The study started off when ten out of the eleven strains of Cyanobacteria, that were photoautotrophically cultured, produced forms of alkanes, mostly those with 15 & 17 carbons atoms “termed penatdecane and heptadecane respectively”. Logically, that indicates that the ‘alkane-producing gene’ is shared in all ten of them, yet absent in that unlucky 11th strain. So the search was launched.

Trying to pinpoint the gene responsible for the production of alkanes through using a method referred to as subtractive genome analysis, the study authors compared ten genomes of the alkane-producing strains to figure out which genes they have in common. Next, any of those shared genes was immediately eliminated if it had additionally showed up in the genome of the NON-alkane producing strain. Eventually, the researchers were left with 17 genes found in common and the function of 10 of them had already been previously assigned. Through careful scrutiny of the families to which proteins of those remaining 7 genes probably belong to, two of them particularly stood out, being likely participants in the pathway of the alkane synthesis.

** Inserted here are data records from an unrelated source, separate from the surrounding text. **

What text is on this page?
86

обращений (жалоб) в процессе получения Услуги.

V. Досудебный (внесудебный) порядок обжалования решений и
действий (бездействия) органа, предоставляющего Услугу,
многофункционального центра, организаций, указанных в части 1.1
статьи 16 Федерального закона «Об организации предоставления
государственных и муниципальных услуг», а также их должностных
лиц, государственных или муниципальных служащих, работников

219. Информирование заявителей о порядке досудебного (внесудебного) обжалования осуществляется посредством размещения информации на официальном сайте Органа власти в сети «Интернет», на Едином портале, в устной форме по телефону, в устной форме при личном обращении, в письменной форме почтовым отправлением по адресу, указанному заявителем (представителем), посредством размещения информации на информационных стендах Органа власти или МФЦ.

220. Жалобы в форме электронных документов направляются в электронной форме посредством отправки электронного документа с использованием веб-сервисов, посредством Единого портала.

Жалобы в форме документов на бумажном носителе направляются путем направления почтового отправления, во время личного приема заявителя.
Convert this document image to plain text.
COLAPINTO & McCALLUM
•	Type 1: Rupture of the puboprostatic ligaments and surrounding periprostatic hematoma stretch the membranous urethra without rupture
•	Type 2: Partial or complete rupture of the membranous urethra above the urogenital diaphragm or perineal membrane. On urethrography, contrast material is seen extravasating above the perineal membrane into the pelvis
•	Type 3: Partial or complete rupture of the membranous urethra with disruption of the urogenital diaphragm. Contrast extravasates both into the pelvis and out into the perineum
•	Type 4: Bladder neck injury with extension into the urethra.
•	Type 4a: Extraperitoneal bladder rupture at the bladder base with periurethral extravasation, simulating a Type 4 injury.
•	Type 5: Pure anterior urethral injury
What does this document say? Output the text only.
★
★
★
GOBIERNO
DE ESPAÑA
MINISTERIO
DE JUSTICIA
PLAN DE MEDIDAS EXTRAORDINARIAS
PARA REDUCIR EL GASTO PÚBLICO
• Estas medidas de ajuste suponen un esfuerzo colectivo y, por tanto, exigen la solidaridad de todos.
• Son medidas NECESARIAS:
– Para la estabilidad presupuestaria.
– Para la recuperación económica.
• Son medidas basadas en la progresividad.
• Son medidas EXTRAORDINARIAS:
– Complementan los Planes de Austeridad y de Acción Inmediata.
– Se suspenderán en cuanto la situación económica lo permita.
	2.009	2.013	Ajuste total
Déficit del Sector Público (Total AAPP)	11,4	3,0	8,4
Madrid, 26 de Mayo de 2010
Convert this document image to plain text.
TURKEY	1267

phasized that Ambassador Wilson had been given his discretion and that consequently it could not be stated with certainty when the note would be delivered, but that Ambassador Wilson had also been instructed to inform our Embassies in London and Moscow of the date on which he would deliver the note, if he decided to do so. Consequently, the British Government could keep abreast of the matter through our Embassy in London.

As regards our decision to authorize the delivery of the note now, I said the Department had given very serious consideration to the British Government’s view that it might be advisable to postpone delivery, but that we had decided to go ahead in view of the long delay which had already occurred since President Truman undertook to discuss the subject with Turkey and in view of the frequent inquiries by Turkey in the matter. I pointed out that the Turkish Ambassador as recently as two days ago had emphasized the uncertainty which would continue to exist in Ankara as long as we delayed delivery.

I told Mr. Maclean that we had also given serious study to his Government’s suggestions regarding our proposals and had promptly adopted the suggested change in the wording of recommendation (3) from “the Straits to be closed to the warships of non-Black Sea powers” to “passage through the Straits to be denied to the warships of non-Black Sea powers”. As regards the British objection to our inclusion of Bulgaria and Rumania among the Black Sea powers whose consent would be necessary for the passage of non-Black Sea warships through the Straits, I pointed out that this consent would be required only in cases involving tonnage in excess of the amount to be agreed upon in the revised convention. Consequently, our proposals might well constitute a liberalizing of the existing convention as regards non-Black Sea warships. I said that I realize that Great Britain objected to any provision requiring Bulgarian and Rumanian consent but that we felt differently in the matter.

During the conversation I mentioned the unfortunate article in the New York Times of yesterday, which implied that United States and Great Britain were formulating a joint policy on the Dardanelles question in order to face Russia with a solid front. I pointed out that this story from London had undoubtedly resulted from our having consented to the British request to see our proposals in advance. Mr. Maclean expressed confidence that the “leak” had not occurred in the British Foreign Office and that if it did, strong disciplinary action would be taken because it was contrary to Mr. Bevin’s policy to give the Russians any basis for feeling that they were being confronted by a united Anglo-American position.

And as always, there is no better way to test the hypothesis than to consult a microbiologist’s favorite lab microbe. To our pleasant surprise, extracts from the colonies of Escherichia coli engineered to express both genes did in fact contain alkanes. So, although we are still not fully aboard the track heading the way towards large scale production of alkanes using such microbes, this is definitely a gigantic leap in the right direction!